Even against the likes of Idaho State, Bo Ryan’s brand of basketball is rarely pretty.

The University of Wisconsin men’s basketball team squeaked by the Bengals last night despite shooting just 22.7 percent from beyond the arc and 37.7 percent overall.

“We stuck it out,” senior Marcus Landry said. “We ended up on the left hand side, but like [Jason Bohannon] was saying, we have got to get a lot better. We have to focus on the things that we can get better at.”

UW’s seventh win of the season came by the virtue of strong rebounding and out-hustling the Bengals.

In other words, typical Badger basketball.

“You win games by rebounding the ball better than we did tonight,” Idaho State head coach Joe O’Brien said. “Fifteen offensive rebounds is unacceptable.”

Ryan’s team finished with a 33-26 rebounding advantage, including 15 offensive rebounds to the Bengals’ five. Part of the Badgers’ advantage can be attributed to the ISU zone, a defense O’Brien’s team rarely plays.
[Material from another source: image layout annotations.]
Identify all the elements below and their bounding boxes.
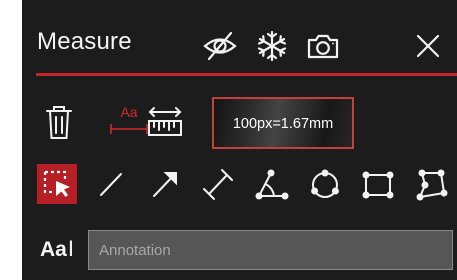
angle-tool-icon (255, 169, 289, 200)
close-icon (416, 34, 440, 58)
label-aa-text: Aa (120, 104, 137, 120)
polygon-tool-icon (416, 169, 448, 201)
circle-tool-icon (311, 169, 339, 198)
close-button[interactable] (415, 33, 441, 59)
line-tool-icon (100, 173, 122, 196)
rectangle-tool-icon (362, 171, 394, 199)
calibration-preview: 100px=1.67mm (212, 97, 354, 149)
select-tool-button[interactable] (37, 164, 77, 204)
calibrate-button[interactable] (145, 102, 185, 140)
freeze-snowflake-icon[interactable] (254, 30, 290, 62)
measure-panel: Measure Aa 100px=1.67mm AaI Annotation (22, 0, 457, 280)
delete-button[interactable] (42, 103, 76, 141)
dimension-tool-button[interactable] (198, 164, 238, 204)
arrow-tool-button[interactable] (145, 164, 185, 204)
polygon-tool-button[interactable] (410, 164, 450, 204)
camera-icon[interactable] (305, 30, 341, 62)
dimension-tool-icon (203, 169, 233, 200)
calibration-value: 100px=1.67mm (232, 116, 334, 132)
annotation-input[interactable] (88, 230, 453, 270)
trash-icon (46, 106, 72, 139)
panel-title: Measure (37, 28, 132, 55)
hide-eye-icon[interactable] (202, 30, 238, 62)
annotation-text-icon: AaI (40, 236, 74, 261)
header-divider (36, 73, 457, 76)
line-tool-button[interactable] (91, 164, 131, 204)
annotation-icon-text: Aa (40, 238, 67, 261)
calibrate-ruler-icon (148, 107, 182, 136)
circle-tool-button[interactable] (305, 164, 345, 204)
rectangle-tool-button[interactable] (358, 164, 398, 204)
angle-tool-button[interactable] (251, 164, 291, 204)
arrow-tool-icon (153, 172, 177, 197)
select-tool-icon (43, 170, 70, 197)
“I just don’t think we were doing a very good job of blocking out,” O’Brien said. “It’s harder to block out in a zone than it is man-to-man. Every coach will tell you that, but we have played enough zone in our basketball career that at least we can make an attempt, and I didn’t think we made an attempt to put bodies on people in close.”

UW was led by senior Joe Krabbenhoft with nine rebounds, while Landry and sophomore Jon Leuer chipped in eight and seven, respectively. Considering the Badgers were outrebounded by one against Marquette on Saturday, the turnaround on the boards shows significant improvement.

“That was huge,” Krabbenhoft said about the rebound discrepancy. “I thought we did a great job. Marcus really set the tone, and Jon came off the bench and had some nice offensive rebounds.”

Contributing to the advantage on the boards was a newfound aggressiveness in the second half. After shooting 15 3-pointers in the first half, the Badgers only shot seven after halftime, instead choosing to feed the ball into the post.

“Just improvements made at halftime,” Krabbenhoft said. “We try to do that every game, and if you count the post touches in the first half, we had to have doubled it.

“That is our mindset; inside-out, and I thought we did a better job of that in the second half.”

Though UW rebounded the ball well throughout the game, Ryan called a timeout 1:38 into the second half noticeably upset with his team. Ryan said the timeout was used simply to emphasize the importance of hustling.

“I didn’t say anything; I just wanted a timeout,” Ryan said. “It was just a little adjustment we had to make. Two times a ball was on the floor, and a white jersey didn’t dive on it. You can’t play for me. Those kind of guys can’t play for me.”

According to Krabbenhoft, from that point on the Badgers played with a new sense of urgency.